If, after last week’s shooting at Umpqua Community College in Roseburg, Oregon, you held the gunman responsible, Bobby Jindal thinks you’ve missed the mark.
On Tuesday afternoon, Gov. Jindal published a self-described “sermon” on his campaign website, addressing what he believes are the root causes of mass shootings. These causes include, but are not limited to, “cultural decay,” violent video games, absent fathers, and the general devaluing of human life.
“It’s the old computer axiom—garbage in, garbage out,” Jindal wrote. “We fill our culture with garbage, and we reap the result.”
Jindal also lashed out at the shooter’s father, who has called for gun control in the wake of his son’s rampage. “He’s a complete failure as a father, he should be embarrassed to even show his face in public,” Jindal wrote. “He’s the problem here.
Jindal’s response to this instance of gun violence is similar to his reaction to a shooting at a movie theater in Lafayette, Louisiana, in which three people (including the gunman) were killed. Shortly after that happened, Jindal offered condolences to the families, resisted discussing gun control reform in lieu of praying for the victims’ families, and even criticized President Barack Obama for “trying to score cheap political points.” However, after the shooting at an army recruiting station in Chattanooga, Tennessee, just days later, the Louisiana governor reacted quite differently. Jindal was quick to politicize the issue by pinning the shooting on radical Islamic terrorism, a problem that he alleges the White House has largely ignored.

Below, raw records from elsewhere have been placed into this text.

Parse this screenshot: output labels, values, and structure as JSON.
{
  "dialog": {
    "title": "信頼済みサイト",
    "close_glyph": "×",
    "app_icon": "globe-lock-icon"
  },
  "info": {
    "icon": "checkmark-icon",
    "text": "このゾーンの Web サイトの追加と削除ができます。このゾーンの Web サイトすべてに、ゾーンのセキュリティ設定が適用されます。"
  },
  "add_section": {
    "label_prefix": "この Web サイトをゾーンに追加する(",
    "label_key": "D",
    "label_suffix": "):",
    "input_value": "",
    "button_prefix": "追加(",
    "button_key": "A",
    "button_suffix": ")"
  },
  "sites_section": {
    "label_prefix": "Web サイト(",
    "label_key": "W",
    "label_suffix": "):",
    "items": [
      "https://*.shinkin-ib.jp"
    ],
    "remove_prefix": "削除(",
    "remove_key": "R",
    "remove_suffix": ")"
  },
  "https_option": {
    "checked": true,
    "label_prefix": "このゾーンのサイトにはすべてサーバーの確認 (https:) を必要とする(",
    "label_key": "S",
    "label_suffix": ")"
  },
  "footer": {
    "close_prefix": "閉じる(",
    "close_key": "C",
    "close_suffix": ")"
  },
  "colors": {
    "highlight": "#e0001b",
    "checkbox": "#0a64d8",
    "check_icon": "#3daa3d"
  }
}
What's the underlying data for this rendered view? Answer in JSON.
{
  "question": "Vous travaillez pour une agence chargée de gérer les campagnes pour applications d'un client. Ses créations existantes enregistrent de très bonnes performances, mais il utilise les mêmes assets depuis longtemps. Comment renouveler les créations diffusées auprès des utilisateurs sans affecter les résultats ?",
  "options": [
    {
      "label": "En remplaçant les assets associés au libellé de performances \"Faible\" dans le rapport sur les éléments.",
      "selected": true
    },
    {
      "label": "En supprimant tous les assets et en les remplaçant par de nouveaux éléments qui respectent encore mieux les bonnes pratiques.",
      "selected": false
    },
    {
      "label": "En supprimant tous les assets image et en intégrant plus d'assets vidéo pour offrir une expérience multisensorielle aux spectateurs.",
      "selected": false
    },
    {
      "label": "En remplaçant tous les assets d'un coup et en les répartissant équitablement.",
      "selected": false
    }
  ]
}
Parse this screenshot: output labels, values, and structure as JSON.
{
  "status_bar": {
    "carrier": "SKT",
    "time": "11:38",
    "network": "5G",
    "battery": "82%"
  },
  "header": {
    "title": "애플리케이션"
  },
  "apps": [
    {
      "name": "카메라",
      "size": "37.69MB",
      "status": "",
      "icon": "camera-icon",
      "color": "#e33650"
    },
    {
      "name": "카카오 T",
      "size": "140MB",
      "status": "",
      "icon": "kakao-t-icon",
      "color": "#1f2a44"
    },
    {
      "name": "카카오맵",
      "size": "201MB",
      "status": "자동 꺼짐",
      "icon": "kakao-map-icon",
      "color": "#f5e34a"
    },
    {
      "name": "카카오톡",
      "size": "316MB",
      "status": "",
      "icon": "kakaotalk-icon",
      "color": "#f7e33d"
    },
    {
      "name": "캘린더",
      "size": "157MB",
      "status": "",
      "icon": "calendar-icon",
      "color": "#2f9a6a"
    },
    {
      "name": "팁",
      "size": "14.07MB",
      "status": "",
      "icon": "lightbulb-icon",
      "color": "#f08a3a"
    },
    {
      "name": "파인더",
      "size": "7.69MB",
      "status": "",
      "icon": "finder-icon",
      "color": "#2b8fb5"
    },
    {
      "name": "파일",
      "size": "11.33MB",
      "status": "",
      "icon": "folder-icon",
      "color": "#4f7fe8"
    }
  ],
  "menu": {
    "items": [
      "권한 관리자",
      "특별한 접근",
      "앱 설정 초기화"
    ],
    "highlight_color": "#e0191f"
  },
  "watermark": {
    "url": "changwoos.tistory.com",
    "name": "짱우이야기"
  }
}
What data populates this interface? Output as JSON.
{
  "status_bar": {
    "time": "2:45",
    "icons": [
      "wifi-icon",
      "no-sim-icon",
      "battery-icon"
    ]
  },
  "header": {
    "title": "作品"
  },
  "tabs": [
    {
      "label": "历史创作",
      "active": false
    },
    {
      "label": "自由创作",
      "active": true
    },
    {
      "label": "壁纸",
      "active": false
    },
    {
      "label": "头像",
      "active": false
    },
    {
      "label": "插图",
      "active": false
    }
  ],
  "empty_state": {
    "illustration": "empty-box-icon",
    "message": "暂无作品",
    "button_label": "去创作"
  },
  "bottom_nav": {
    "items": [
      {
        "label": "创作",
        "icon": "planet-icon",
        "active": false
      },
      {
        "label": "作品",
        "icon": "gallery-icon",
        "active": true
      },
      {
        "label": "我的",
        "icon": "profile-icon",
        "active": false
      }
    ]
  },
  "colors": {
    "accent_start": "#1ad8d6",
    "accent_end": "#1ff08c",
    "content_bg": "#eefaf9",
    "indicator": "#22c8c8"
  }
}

“This shooting underscores the grave reality of the threat posed to us by Radical Islamic terrorism every single day,” Jindal said in an official statement after the Chattanooga shooting. “It’s time for the White House to wake up and tell the truth…and that truth is that Radical Islam is at war with us, and we must start by being honest about that.”
In the spirit of honesty, it should also be noted that Jindal’s own state has the second-highest rate of deaths by firearm per 100,000 people, second only to Alaska.